Uncertainty from Motion (UfM) for Monocular Depth Estimation

Efficient uncertainty estimation requiring only one inference per input by merging predictions across multiple views in a video sequence.

Lab website: lean.mit.edu

Introduction

This repo contains code to run the algorithm Uncertainty from Motion (UfM) for DNN monocular depth estimation, published in our paper [1].

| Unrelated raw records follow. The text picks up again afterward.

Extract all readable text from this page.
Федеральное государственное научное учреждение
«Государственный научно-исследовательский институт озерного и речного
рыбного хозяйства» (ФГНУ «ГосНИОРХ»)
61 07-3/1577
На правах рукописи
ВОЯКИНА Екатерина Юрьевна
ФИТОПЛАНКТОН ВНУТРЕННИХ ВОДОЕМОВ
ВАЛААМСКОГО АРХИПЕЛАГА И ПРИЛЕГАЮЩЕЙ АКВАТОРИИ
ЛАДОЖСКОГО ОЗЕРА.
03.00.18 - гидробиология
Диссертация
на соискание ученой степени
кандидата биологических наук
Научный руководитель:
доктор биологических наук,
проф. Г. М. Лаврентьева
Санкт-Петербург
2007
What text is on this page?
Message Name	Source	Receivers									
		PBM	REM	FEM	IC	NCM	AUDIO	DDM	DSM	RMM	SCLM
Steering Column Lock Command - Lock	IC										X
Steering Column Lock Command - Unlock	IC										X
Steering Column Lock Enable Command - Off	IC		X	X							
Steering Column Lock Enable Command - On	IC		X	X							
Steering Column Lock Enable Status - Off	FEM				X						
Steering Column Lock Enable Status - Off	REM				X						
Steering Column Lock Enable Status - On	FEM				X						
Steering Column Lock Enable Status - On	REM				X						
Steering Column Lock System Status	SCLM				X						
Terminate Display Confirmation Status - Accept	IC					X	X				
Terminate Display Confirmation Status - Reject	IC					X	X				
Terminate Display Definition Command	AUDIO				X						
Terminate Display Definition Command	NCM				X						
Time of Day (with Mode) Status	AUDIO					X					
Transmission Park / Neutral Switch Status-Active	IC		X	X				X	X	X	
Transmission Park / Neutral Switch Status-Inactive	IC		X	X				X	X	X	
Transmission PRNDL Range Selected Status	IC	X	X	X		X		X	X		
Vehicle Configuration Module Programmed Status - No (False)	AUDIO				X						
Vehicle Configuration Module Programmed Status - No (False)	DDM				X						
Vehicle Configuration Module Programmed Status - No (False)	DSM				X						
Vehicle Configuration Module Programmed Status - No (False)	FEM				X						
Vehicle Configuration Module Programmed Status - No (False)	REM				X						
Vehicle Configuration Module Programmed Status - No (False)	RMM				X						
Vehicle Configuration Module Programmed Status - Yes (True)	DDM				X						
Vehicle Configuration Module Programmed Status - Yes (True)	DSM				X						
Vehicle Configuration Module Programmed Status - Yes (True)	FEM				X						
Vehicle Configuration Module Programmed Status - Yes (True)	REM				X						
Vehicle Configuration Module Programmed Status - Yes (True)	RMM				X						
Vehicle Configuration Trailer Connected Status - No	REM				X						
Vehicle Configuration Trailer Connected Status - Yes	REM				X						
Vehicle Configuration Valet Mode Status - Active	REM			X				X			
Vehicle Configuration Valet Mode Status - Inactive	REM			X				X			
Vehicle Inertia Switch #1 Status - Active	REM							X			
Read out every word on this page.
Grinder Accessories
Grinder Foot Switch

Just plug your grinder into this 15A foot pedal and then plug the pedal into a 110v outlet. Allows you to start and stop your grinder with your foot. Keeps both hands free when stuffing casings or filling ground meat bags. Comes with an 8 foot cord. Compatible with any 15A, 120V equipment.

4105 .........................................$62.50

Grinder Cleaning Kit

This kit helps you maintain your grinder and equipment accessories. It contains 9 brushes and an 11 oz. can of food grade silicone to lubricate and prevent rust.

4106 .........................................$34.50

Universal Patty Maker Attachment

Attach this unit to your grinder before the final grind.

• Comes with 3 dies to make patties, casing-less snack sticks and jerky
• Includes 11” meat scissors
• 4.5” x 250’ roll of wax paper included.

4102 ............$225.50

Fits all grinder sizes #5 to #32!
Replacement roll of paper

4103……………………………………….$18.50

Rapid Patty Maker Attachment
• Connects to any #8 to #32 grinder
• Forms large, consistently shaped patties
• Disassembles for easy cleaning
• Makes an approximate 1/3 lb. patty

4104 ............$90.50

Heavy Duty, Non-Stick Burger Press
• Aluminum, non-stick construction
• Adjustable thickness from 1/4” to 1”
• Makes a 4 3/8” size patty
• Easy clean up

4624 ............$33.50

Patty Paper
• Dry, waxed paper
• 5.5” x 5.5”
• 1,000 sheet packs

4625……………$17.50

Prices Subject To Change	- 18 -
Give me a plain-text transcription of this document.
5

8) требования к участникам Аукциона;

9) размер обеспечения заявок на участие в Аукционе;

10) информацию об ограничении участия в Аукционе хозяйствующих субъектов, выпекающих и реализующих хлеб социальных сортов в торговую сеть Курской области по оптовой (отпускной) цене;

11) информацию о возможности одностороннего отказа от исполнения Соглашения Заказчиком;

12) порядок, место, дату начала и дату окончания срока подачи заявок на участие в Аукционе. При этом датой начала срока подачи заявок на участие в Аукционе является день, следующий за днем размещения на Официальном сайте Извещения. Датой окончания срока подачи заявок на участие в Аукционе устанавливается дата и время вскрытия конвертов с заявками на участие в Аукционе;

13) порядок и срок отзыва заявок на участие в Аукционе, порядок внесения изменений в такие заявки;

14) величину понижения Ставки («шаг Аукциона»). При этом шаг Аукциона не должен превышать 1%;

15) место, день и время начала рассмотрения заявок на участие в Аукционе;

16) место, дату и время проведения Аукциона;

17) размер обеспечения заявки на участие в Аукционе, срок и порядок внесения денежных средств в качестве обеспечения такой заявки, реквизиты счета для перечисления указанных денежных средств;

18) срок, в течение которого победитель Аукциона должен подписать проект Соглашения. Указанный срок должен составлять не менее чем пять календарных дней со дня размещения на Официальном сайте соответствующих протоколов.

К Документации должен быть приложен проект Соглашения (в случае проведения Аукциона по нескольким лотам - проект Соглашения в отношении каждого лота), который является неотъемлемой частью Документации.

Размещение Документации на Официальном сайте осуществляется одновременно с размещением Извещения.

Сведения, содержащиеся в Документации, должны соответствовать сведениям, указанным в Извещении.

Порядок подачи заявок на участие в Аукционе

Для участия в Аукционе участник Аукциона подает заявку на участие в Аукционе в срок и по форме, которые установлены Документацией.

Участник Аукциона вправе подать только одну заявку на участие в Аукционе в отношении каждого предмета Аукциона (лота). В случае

Abstract: Deployment of deep neural networks (DNNs) for monocular depth estimation in safety-critical scenarios on resource-constrained platforms requires well-calibrated and efficient uncertainty estimates. However, many popular uncertainty estimation techniques, including state-of-the-art ensembles and popular sampling-based methods, require multiple inferences per input, making them difficult to deploy in latency-constrained or energy-constrained scenarios. We propose a new algorithm, called Uncertainty from Motion (UfM), that requires only one inference per input. UfM exploits the temporal redundancy in video inputs by merging incrementally the per-pixel depth prediction and per-pixel aleatoric uncertainty prediction of points that are seen in multiple views in the video sequence. When Ensemble-UfM is applied to ensembles, we show that UfM can retain the uncertainty quality of ensembles at a fraction of the energy by running only a single ensemble member at each frame and fusing the uncertainty over the sequence of frames.

File structure

src : main UfM code
examples : examples to run UfM or calibration
libs : contains calibration submodule
configuration : configuration yaml files
dataloaders : reading in dataset formats
nets : DNN architecture for given trained ensemble
pre_process : pre-processing for example
post_process : visualizing results

Dependencies

This code was tested with Python 3.9 and PyTorch 1.13.1 on Ubuntu 20.04 with Miniconda. To install the dependencies, create and activate a new conda environment with Python 3.9, install PyTorch from source, recursively clone this repo, and run installation.sh to install the rest of the dependencies into the conda environment.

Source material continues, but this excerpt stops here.